Latent fingerprint matching has played a critical role in identifying suspects and criminals. However, compared to rolled and plain fingerprint matching, latent identification accuracy is significantly lower due to complex background noise, poor ridge quality and overlapping structured noise in latent images. Accordingly, manual markup of various features (e.g., region of interest, singular points and minutiae) is typically necessary to extract reliable features from latents. To reduce this markup cost and to improve the consistency in feature markup, fully automatic and highly accurate ("lights-out" capability) latent matching algorithms are needed. In this paper, a dictionary-based approach is proposed for automatic latent segmentation and enhancement towards the goal of achieving "lights-out" latent identification systems. Given a latent fingerprint image, a total variation (TV) decomposition model with L1 fidelity regularization is used to remove piecewise-smooth background noise. The texture component image obtained from the decomposition of latent image is divided into overlapping patches. Ridge structure dictionary, which is learnt from a set of high quality ridge patches, is then used to restore ridge structure in these latent patches.

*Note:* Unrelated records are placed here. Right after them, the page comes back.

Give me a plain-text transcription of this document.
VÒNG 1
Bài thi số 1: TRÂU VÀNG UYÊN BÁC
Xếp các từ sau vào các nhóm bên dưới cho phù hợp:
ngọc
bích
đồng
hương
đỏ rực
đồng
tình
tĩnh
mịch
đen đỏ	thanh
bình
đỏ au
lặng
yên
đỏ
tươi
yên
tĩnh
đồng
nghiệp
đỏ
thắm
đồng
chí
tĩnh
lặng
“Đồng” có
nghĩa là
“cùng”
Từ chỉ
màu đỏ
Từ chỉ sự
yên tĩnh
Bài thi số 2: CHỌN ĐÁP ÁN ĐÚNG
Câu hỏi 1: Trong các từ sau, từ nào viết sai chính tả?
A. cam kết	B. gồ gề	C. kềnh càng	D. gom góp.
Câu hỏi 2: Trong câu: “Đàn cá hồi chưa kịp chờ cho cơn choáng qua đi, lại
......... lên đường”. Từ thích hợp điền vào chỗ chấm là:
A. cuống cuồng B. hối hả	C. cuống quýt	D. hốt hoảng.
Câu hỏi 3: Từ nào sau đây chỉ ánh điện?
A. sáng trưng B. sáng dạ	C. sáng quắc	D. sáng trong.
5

The ridge quality of a patch, which is used for latent segmentation, is defined as the structural similarity between the patch and its reconstruction. Orientation and frequency fields, which are used for latent enhancement, are then extracted from the reconstructed patch. To balance robustness and accuracy, a coarse to fine strategy is proposed. Experimental results on two latent fingerprint databases (i.e., NIST SD27 and WVU DB) show that the proposed algorithm outperforms the state-of-the-art segmentation and enhancement algorithms and boosts the performance of a state-of-the-art commercial latent matcher.